それがどうして起きたのか考えて、たぶん一つだけわかったことがある。
私はずっと、暮らしを立て直すには、大きな改善が必要だと思っていた。部屋を片づけるとか、固定費を見直すとか、生活習慣を整えるとか、そういう“正しいこと”をしなければ変われない気がしていた。でも実際には、もっと小さい入口でも、感覚は少し戻るのかもしれない。
たとえば、誰が作ったかわかるものを食べること。
たとえば、届いた食材を一度ちゃんと眺めること。
たとえば、食べる数分だけスマホを伏せること。
そのくらいの小ささでも、自分の生活を「処理」じゃなく「経験」に戻す助けになる。
食べチョクのサイトを見ていると、生産者さんの人柄やこだわりに触れられること、コメントでやりとりできることが繰り返し書かれていたけれど、その意味が今日やっと少しわかった気がする。

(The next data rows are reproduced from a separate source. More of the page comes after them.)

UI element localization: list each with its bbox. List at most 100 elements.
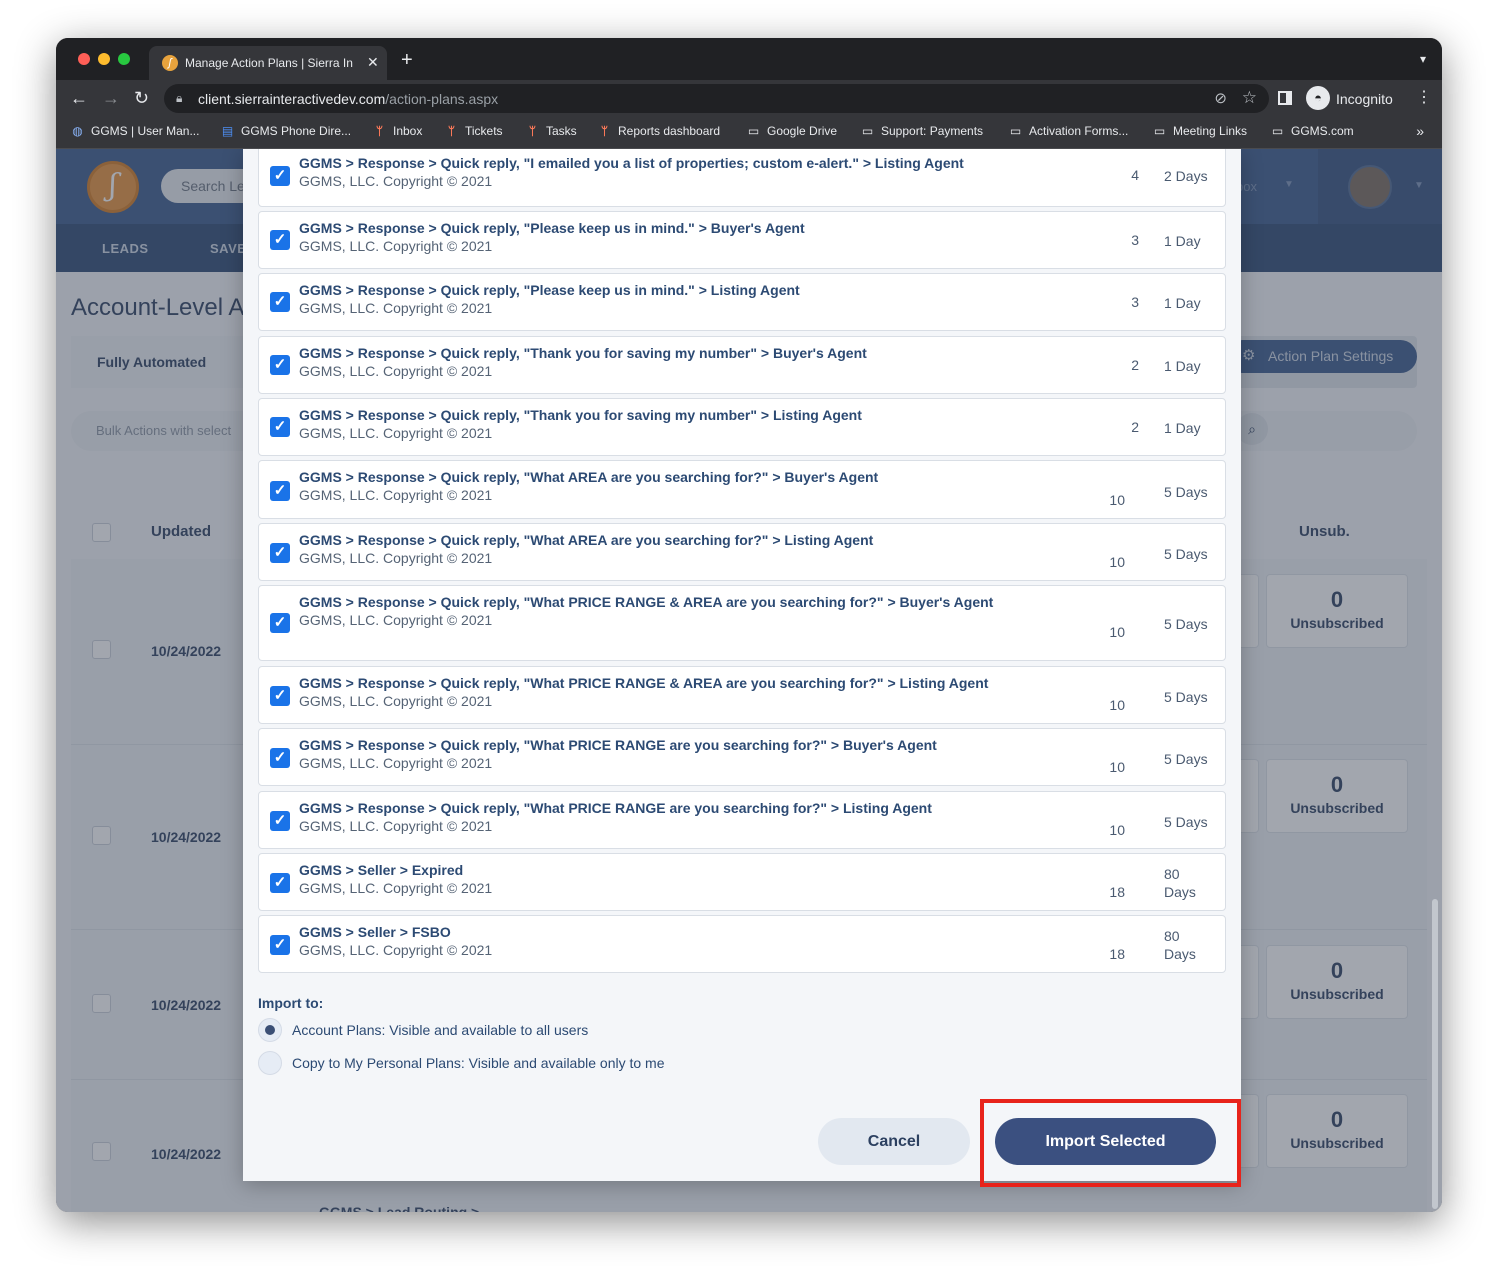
back-arrow-icon[interactable]: ← [70, 88, 88, 108]
plan-days: 5 Days [1164, 751, 1208, 767]
minimize-window-button[interactable] [98, 53, 110, 65]
list-item: ✓ GGMS > Response > Quick reply, "Please… [258, 273, 1226, 331]
url-path: /action-plans.aspx [385, 91, 499, 107]
tracking-blocked-icon[interactable]: ⊘ [1214, 89, 1227, 107]
bookmark-item[interactable]: ᛘ Inbox [372, 124, 422, 138]
checkbox-checked-icon[interactable]: ✓ [270, 935, 290, 955]
forward-arrow-icon[interactable]: → [102, 88, 120, 108]
folder-icon: ▭ [861, 124, 874, 138]
reload-icon[interactable]: ↻ [134, 88, 149, 108]
new-tab-button[interactable]: + [401, 50, 413, 70]
plan-steps: 2 [1131, 357, 1139, 373]
hubspot-icon: ᛘ [447, 124, 456, 138]
zoom-window-button[interactable] [118, 53, 130, 65]
bookmarks-bar: ◍ GGMS | User Man... ▤ GGMS Phone Dire... … [56, 117, 1442, 149]
checkbox-checked-icon[interactable]: ✓ [270, 417, 290, 437]
plan-days: 5 Days [1164, 484, 1208, 500]
plan-copyright: GGMS, LLC. Copyright © 2021 [299, 880, 493, 896]
plan-days: 80 Days [1164, 928, 1196, 962]
plan-name: GGMS > Response > Quick reply, "I emaile… [299, 155, 964, 171]
browser-window: ʃ Manage Action Plans | Sierra In ✕ + ▾ … [56, 38, 1442, 1212]
close-window-button[interactable] [78, 53, 90, 65]
radio-label-personal-plans[interactable]: Copy to My Personal Plans: Visible and a… [292, 1055, 665, 1071]
plan-steps: 3 [1131, 294, 1139, 310]
bookmark-item[interactable]: ▭ Support: Payments [860, 124, 983, 138]
checkbox-checked-icon[interactable]: ✓ [270, 292, 290, 312]
bookmark-item[interactable]: ▭ Meeting Links [1152, 124, 1247, 138]
address-bar[interactable]: 🔒︎ client.sierrainteractivedev.com/actio… [164, 84, 1269, 113]
plan-copyright: GGMS, LLC. Copyright © 2021 [299, 818, 493, 834]
bookmark-item[interactable]: ▭ Activation Forms... [1008, 124, 1129, 138]
plan-days: 5 Days [1164, 814, 1208, 830]
radio-label-account-plans[interactable]: Account Plans: Visible and available to … [292, 1022, 588, 1038]
browser-toolbar: ← → ↻ 🔒︎ client.sierrainteractivedev.com… [56, 80, 1442, 117]
plan-steps: 18 [1109, 884, 1125, 900]
lock-icon: 🔒︎ [176, 91, 183, 105]
tab-bar: ʃ Manage Action Plans | Sierra In ✕ + ▾ [56, 38, 1442, 80]
bookmark-item[interactable]: ▤ GGMS Phone Dire... [220, 124, 351, 138]
plan-name: GGMS > Response > Quick reply, "Thank yo… [299, 345, 867, 361]
browser-tab[interactable]: ʃ Manage Action Plans | Sierra In ✕ [149, 46, 387, 80]
bookmark-item[interactable]: ᛘ Tasks [525, 124, 577, 138]
page-scrollbar[interactable] [1432, 899, 1438, 1209]
checkbox-checked-icon[interactable]: ✓ [270, 873, 290, 893]
hubspot-icon: ᛘ [375, 124, 384, 138]
import-to-label: Import to: [258, 995, 324, 1011]
plan-days: 5 Days [1164, 546, 1208, 562]
bookmark-star-icon[interactable]: ☆ [1242, 88, 1257, 108]
list-item: ✓ GGMS > Response > Quick reply, "What P… [258, 585, 1226, 661]
incognito-icon: ◓ [1306, 86, 1330, 110]
checkbox-checked-icon[interactable]: ✓ [270, 230, 290, 250]
bookmark-item[interactable]: ᛘ Reports dashboard [597, 124, 720, 138]
radio-account-plans[interactable] [258, 1018, 282, 1042]
plan-steps: 10 [1109, 697, 1125, 713]
plan-copyright: GGMS, LLC. Copyright © 2021 [299, 755, 493, 771]
annotation-highlight-box [980, 1099, 1241, 1187]
plan-name: GGMS > Response > Quick reply, "What PRI… [299, 675, 989, 691]
plan-name: GGMS > Response > Quick reply, "Please k… [299, 282, 800, 298]
checkbox-checked-icon[interactable]: ✓ [270, 166, 290, 186]
side-panel-icon[interactable] [1278, 91, 1292, 105]
checkbox-checked-icon[interactable]: ✓ [270, 811, 290, 831]
tab-close-icon[interactable]: ✕ [367, 54, 379, 71]
bookmarks-overflow-icon[interactable]: » [1416, 123, 1424, 139]
plan-days: 1 Day [1164, 233, 1201, 249]
folder-icon: ▭ [1153, 124, 1166, 138]
plan-copyright: GGMS, LLC. Copyright © 2021 [299, 363, 493, 379]
plan-copyright: GGMS, LLC. Copyright © 2021 [299, 487, 493, 503]
bookmark-item[interactable]: ᛘ Tickets [444, 124, 503, 138]
plan-name: GGMS > Seller > Expired [299, 862, 464, 878]
plan-steps: 10 [1109, 759, 1125, 775]
plan-name: GGMS > Response > Quick reply, "Please k… [299, 220, 805, 236]
bookmark-item[interactable]: ▭ GGMS.com [1270, 124, 1354, 138]
list-item: ✓ GGMS > Seller > FSBO GGMS, LLC. Copyrig… [258, 915, 1226, 973]
tab-search-chevron-icon[interactable]: ▾ [1420, 52, 1426, 66]
import-action-plans-modal: ✓ GGMS > Response > Quick reply, "I emai… [243, 149, 1241, 1181]
radio-personal-plans[interactable] [258, 1051, 282, 1075]
plan-steps: 10 [1109, 822, 1125, 838]
plan-days: 5 Days [1164, 689, 1208, 705]
checkbox-checked-icon[interactable]: ✓ [270, 748, 290, 768]
list-item: ✓ GGMS > Seller > Expired GGMS, LLC. Copy… [258, 853, 1226, 911]
checkbox-checked-icon[interactable]: ✓ [270, 543, 290, 563]
hubspot-icon: ᛘ [528, 124, 537, 138]
plan-days: 2 Days [1164, 168, 1208, 184]
checkbox-checked-icon[interactable]: ✓ [270, 355, 290, 375]
checkbox-checked-icon[interactable]: ✓ [270, 613, 290, 633]
folder-icon: ▭ [1271, 124, 1284, 138]
checkbox-checked-icon[interactable]: ✓ [270, 481, 290, 501]
bookmark-item[interactable]: ▭ Google Drive [746, 124, 837, 138]
browser-menu-icon[interactable]: ⋮ [1416, 88, 1432, 108]
page-content: ʃ Search Le box ▼ ▼ LEADS SAVE Account-L… [56, 149, 1442, 1212]
cancel-button[interactable]: Cancel [818, 1118, 970, 1165]
folder-icon: ▭ [1009, 124, 1022, 138]
plan-name: GGMS > Response > Quick reply, "What PRI… [299, 594, 994, 610]
list-item: ✓ GGMS > Response > Quick reply, "I emai… [258, 149, 1226, 207]
plan-steps: 3 [1131, 232, 1139, 248]
plan-name: GGMS > Response > Quick reply, "What ARE… [299, 469, 879, 485]
plan-days: 1 Day [1164, 420, 1201, 436]
bookmark-item[interactable]: ◍ GGMS | User Man... [70, 124, 199, 138]
checkbox-checked-icon[interactable]: ✓ [270, 686, 290, 706]
plan-copyright: GGMS, LLC. Copyright © 2021 [299, 425, 493, 441]
plan-steps: 10 [1109, 624, 1125, 640]
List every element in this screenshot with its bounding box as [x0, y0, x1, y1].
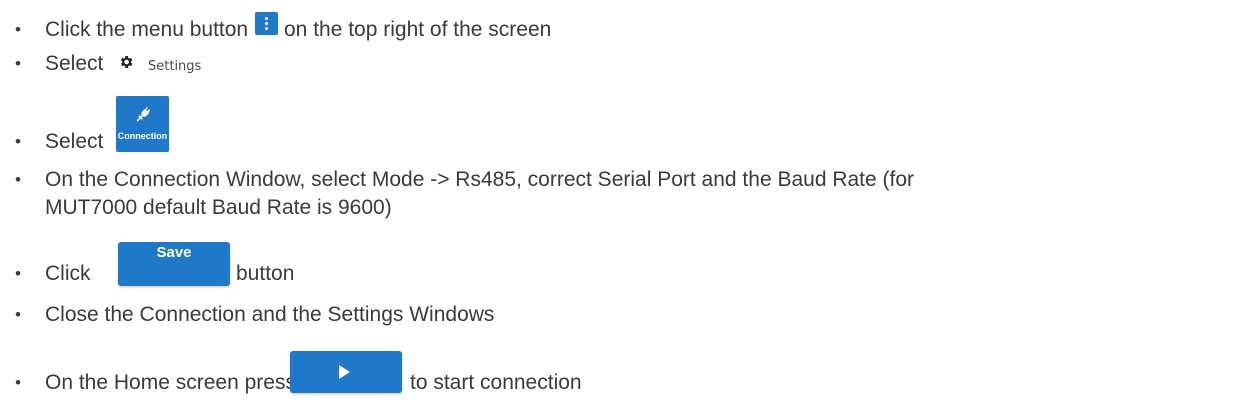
step-7-text-before: On the Home screen press — [45, 371, 296, 394]
step-7-start: • On the Home screen press to start conn… — [0, 351, 1235, 397]
step-4-line-2: MUT7000 default Baud Rate is 9600) — [45, 196, 392, 219]
step-1-menu: • Click the menu button on the top right… — [0, 12, 1235, 44]
step-1-text-before: Click the menu button — [45, 18, 249, 41]
bullet: • — [15, 170, 21, 189]
plug-icon — [136, 106, 151, 122]
step-2-settings: • Select Settings — [0, 52, 1235, 78]
step-5-text-after: button — [236, 262, 295, 285]
step-5-save: • Click Save button — [0, 242, 1235, 288]
play-icon — [339, 365, 350, 379]
play-button — [290, 351, 402, 393]
step-7-text-after: to start connection — [410, 371, 582, 394]
step-6-close: • Close the Connection and the Settings … — [0, 303, 1235, 329]
bullet: • — [15, 373, 21, 392]
connection-button-icon: Connection — [116, 96, 169, 152]
bullet: • — [15, 305, 21, 324]
bullet: • — [15, 20, 21, 39]
step-3-connection: • Select Connection — [0, 96, 1235, 158]
step-3-text: Select — [45, 130, 104, 153]
kebab-menu-icon — [255, 12, 278, 35]
settings-label: Settings — [148, 59, 202, 74]
step-2-text: Select — [45, 52, 104, 75]
step-5-text-before: Click — [45, 262, 91, 285]
connection-label: Connection — [117, 131, 168, 141]
bullet: • — [15, 264, 21, 283]
step-6-text: Close the Connection and the Settings Wi… — [45, 303, 495, 326]
step-1-text-after: on the top right of the screen — [284, 18, 552, 41]
step-4-line-1: On the Connection Window, select Mode ->… — [45, 168, 915, 191]
bullet: • — [15, 54, 21, 73]
bullet: • — [15, 132, 21, 151]
gear-icon — [120, 56, 133, 68]
step-4-connection-window: • On the Connection Window, select Mode … — [0, 168, 1235, 222]
save-button: Save — [118, 242, 230, 286]
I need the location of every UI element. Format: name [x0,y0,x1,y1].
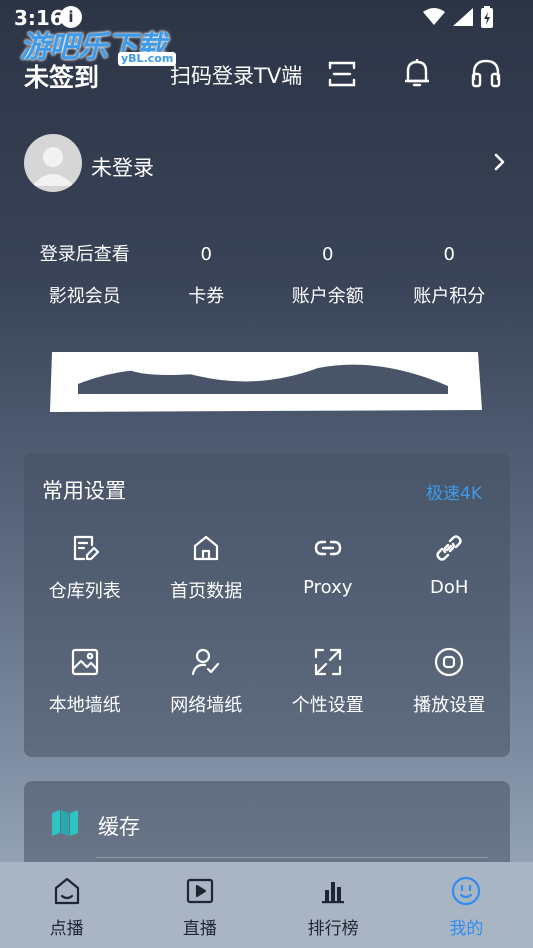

人とのつながりが尊い、みたいなきれいな話にしたいわけではなくて、単純に、背景があるものは、こちらも雑に受け取れなくなるのだと思う。
もちろん、毎回そんなふうに受け取れるわけじゃない。疲れ果てて、箱を開ける気力すらない日もあると思うし、価格や送料を見て、現実的に悩むこともあると思う。それは全然ふつうだし、生活は理屈どおりに回らない。
でも、だからこそ、全部できる日を待たなくていいのかもしれない。
今日の私が拾えた小さな変化は、「丁寧に暮らせた」ことではなくて、「雑にしないで済んだ一瞬があった」ことだった。
この違いは地味だけれど、けっこう救いになる。
明日またコンビニのおにぎりで済ませるかもしれないし、食器を洗わず寝る日もあると思う。それでも、今日みたいに、誰かの手間が見えるものを前にして、自分の生活までまとめて投げやりにしない時間が少しでもあれば、それだけで一日は案外、違う顔になるのかもしれない。
部屋の照明を少し落として、食べ終わった器を流しに運んだ時、窓の外はもう完全に夜だった。向かいの建物のベランダに洗濯物が揺れていて、こんな時間まで取り込めなかった誰かがいるんだと思った。
みんなそれぞれ、整わない生活の中で暮らしていて、それでも時々、ちゃんと味わえる夜があるのかもしれない。
そう考えたら少しだけ安心したし、同時に、自分の毎日を雑に扱うのは、案外自分自身なのだとも思った。
食材を選ぶことは、贅沢の話だけじゃなく、自分の感覚にまだ期待しているかどうかの話なのかもしれない。
その期待を、私は最近ちょっと安売りしすぎていた。だから今夜の野菜の土は、ただの土なのに、妙にまぶしかった。